The other three Democrats in the race are Joyce Huguelet, Philip Stine and Clancy Thompson.

Huguelet has been an educator for about 50 years, retiring as principal of Winter Park Elementary school in 2005. Stine is the founder of a management and planning consultancy group and has served on the Child Advocacy Commission of the Lower Cape Fear and the African American Heritage Foundation of Wilmington. Thompson has taught high school and college, has worked with Fred Rogers and has been executive director of the Child Advocacy Commission for a decade.

Another issue in the race is school population—overcrowded campuses versus underutilized facilities. Holly Shelter Middle School, built for 918 students, had 616 enrolled on Sept. 9. Cavenaugh, Hayes and Higgins said it was designed that way to accommodate future growth.

Hayes added that parents had opted out of underperforming schools and the numbers would go back to normal eventually. He added that older schools had been designed without elements like art and music rooms, so mobile units, or trailers, helped meet modern needs.

Hickey said the trailer argument was just a way to push a busing agenda, and although the current redistricting plan was a horrible result of a dysfunctional board, the trailers are there because those schools are where parents want their children.

Rhodes spoke of the inefficiency of having empty seats and empty buildings in the system while spending money on trailers.

"It’s ludicrous from any business perspective you can imagine," said Thompson, adding that it wasn’t in the best interest of either children or financial stewardship.

Huguelet said the situation was a huge problem and would keep getting more extreme, with parents scrambling to send their children to desirable high-performance schools rather than the poorer performers. Her top priority if elected would be to reverse the trend so that all schools would be high-performing, through teacher support and training and talking to principals.

Stine said he saw the three areas of greatest need as being the high dropout rate (over a third of New Hanover County students), the achievement gap for socioeconomically disadvantaged students, and vocational/technical training for students who aren’t headed to college.

Thompson agreed there needed to be more vocational training and said there needed to be more emphasis on early childhood education. He also wanted curriculum audits and financial audits of the school system.

Higgins said he was proud of redistricting, creating two additional magnet schools, improvement in Adequate Yearly Progress test scores and maintaining a quality school system during trying financial times. He said his first priority in the next four years would be to develop programs to help socioeconomically disadvantaged students be more successful.

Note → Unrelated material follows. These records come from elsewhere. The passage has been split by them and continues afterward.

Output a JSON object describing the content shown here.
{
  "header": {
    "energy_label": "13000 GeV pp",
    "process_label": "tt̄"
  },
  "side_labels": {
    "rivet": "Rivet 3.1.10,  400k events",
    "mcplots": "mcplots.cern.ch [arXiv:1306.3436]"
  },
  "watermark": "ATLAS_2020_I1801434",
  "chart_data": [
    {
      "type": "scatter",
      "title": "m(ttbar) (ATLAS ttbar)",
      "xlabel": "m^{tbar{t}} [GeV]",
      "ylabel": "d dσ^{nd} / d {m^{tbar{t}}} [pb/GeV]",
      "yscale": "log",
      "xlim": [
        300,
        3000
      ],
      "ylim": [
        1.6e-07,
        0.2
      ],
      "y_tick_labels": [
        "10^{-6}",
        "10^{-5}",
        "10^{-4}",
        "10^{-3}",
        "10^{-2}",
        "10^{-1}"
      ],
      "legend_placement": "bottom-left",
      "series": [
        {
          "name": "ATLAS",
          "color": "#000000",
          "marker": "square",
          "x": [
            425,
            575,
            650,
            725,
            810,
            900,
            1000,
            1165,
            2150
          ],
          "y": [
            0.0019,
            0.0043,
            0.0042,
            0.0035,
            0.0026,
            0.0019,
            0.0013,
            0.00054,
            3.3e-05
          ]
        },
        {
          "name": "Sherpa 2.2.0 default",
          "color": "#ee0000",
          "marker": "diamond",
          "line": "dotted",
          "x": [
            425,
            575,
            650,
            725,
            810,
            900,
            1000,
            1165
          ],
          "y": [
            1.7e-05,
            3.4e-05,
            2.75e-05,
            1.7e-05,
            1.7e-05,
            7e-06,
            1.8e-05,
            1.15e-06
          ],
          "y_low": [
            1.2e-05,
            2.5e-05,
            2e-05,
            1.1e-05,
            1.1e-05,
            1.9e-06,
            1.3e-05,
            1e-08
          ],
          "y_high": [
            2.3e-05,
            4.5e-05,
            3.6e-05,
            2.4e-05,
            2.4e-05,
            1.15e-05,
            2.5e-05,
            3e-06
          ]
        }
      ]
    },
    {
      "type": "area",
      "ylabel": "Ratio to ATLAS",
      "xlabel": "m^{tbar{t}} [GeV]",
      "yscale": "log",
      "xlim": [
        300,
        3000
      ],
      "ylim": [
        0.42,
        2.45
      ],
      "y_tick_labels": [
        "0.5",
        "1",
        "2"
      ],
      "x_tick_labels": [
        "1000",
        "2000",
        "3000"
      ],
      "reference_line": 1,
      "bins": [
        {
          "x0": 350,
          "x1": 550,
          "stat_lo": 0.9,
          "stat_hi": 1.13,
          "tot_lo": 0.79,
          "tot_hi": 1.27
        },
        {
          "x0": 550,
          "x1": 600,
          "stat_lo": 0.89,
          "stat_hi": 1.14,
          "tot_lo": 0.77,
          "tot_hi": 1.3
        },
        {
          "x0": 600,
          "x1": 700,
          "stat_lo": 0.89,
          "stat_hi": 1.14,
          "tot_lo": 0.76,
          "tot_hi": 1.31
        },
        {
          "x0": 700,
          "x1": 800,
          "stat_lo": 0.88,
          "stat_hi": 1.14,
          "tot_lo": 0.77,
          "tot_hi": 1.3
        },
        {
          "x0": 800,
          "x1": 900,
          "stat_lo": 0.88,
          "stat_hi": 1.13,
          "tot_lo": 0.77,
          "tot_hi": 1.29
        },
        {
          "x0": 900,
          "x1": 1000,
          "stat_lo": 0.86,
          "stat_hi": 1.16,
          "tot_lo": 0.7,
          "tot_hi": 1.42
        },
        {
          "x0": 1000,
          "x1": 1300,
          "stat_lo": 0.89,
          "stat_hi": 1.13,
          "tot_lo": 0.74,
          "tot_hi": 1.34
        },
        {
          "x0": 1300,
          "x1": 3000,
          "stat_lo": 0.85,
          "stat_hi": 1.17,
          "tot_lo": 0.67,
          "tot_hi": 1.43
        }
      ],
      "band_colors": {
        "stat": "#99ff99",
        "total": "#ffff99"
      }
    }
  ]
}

Hayes said his proudest accomplishment on the board so far has been providing choices for parents in the education of their children, including magnet schools, year-round schools and the Open Choice enrollment program. Beyond continuing that, he wants to work with the new superintendent, Tim Markley, to set goals and address the dropout rate and the achievement gap between white and black children.

Cavenaugh said she too would work to eliminate the achievement gap and was also proud of the board’s work in developing magnet and year-round schools—and pointed to progress at the Rachel Freeman School of Engineering, where proficiency test scores have risen from 40 percent to almost 70 percent in three years—as well as preschool education.

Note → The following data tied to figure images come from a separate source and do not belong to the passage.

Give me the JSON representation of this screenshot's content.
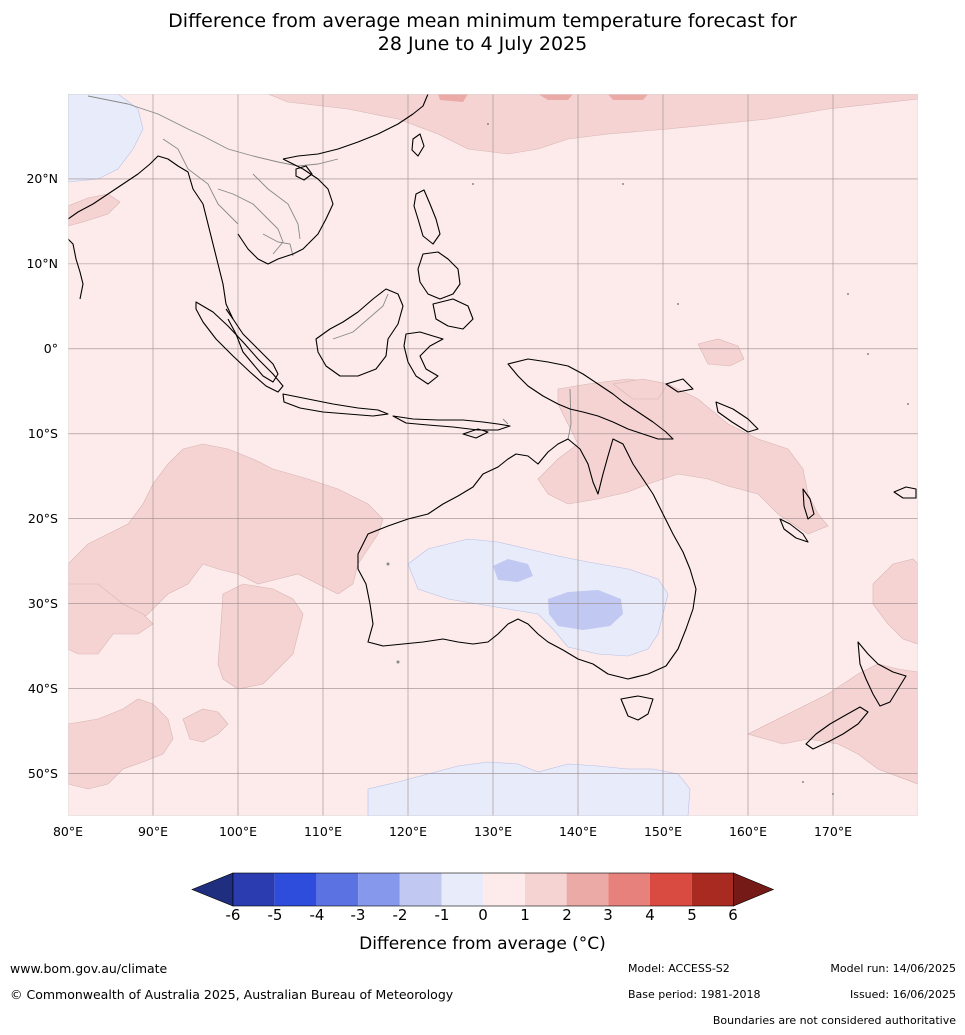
{
  "title_line1": "Difference from average mean minimum temperature forecast for",
  "title_line2": "28 June to 4 July 2025",
  "map": {
    "lat_labels": [
      "20°N",
      "10°N",
      "0°",
      "10°S",
      "20°S",
      "30°S",
      "40°S",
      "50°S"
    ],
    "lon_labels": [
      "80°E",
      "90°E",
      "100°E",
      "110°E",
      "120°E",
      "130°E",
      "140°E",
      "150°E",
      "160°E",
      "170°E"
    ],
    "lon_range": [
      80,
      180
    ],
    "lat_range": [
      -55,
      30
    ],
    "colors": {
      "anom_0_1": "#fcebea",
      "anom_1_2": "#f5d3d3",
      "anom_2_3": "#ebaaa5",
      "anom_m1_0": "#e8ebf9",
      "anom_m2_m1": "#c1c8f2",
      "coast": "#000000",
      "border": "#888888",
      "grid": "#9a8a8a"
    }
  },
  "colorbar": {
    "ticks": [
      "-6",
      "-5",
      "-4",
      "-3",
      "-2",
      "-1",
      "0",
      "1",
      "2",
      "3",
      "4",
      "5",
      "6"
    ],
    "colors": [
      "#1f2e7f",
      "#2a3cb0",
      "#2f4ddd",
      "#5b72e3",
      "#8598ec",
      "#c1c8f2",
      "#e8ebf9",
      "#fcebea",
      "#f5d3d3",
      "#ebaaa5",
      "#e6817b",
      "#d94a40",
      "#a82a20",
      "#751a16"
    ],
    "label": "Difference from average (°C)"
  },
  "footer": {
    "url": "www.bom.gov.au/climate",
    "copyright": "© Commonwealth of Australia 2025, Australian Bureau of Meteorology",
    "model": "Model: ACCESS-S2",
    "base_period": "Base period: 1981-2018",
    "model_run": "Model run: 14/06/2025",
    "issued": "Issued: 16/06/2025",
    "disclaimer": "Boundaries are not considered authoritative"
  }
}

Hickey said his priorities were to increase parental involvement and to work on the achievement gap. Ideas included evaluating teachers based on their students’ performance, not just observations by principals, adding merit bonuses and encouraging their professional development.

Rhodes said far too many decisions had been made on an ad hoc basis rather than through a strategic plan. He said implementation of the plan will be the tough part, and he’d like to be a part of that.

"The key thing to protect is instruction delivery; everything else is in support," he summarized.